The media diet continues. Not exactly a media fast, mind you: obviously I'm still occasionally finding my way to the Internet. But it's an effort. And, as I mentioned in a previous post, we are not watching TV, not even listening to radio. We don't know a whole lot of people here. We are On Retreat.

Humans in general are torn between craving interaction and longing for quiet and solitude. The Internet lets you do both at the same time, which is, I suspect, why it is so dangerously time-consuming: until this point in history, you had to have one or the other, never both. The psyche (if one is inclined toward technology) rejoices, and says More, more!

The quiet of this week of retreat is compelling me to notice that I only have a very, very small handful of pieces out at the moment.
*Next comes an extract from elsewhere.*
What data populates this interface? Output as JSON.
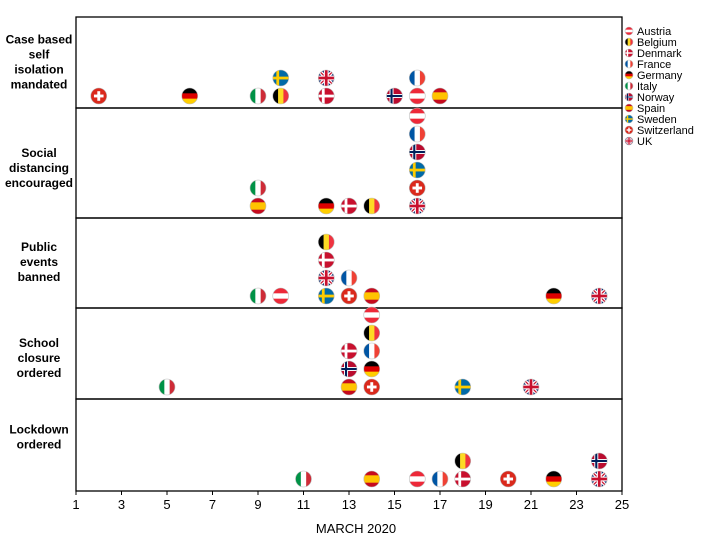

This is no good at all! (Although it is a function of my having been working on a few larger projects as well as getting in a fair bit of paid editing work, which is good, but even so.) I have a few days left of our fabulous Hobart retreat (surely the best capital city in all of Australia, and I have seen almost all of them by now).

Incidentally, I need to put in a plug for the phenomenally kind, helpful, and friendly people at the Tasmanian Writers Centre. I'll be teaching a one-day workshop for them on the weekend, and they have bent over backwards to make sure I feel welcomed and that I have the support I need as a writer far from home. They fully rock. Thanks, Chris and all!

1 Comments:

At 12:46 PM, Blogger Helen V. said...

It is a lovely place. It almost made me consider the possibility of living in Tasmania. All that water is a great attraction to someone who comes from where I do.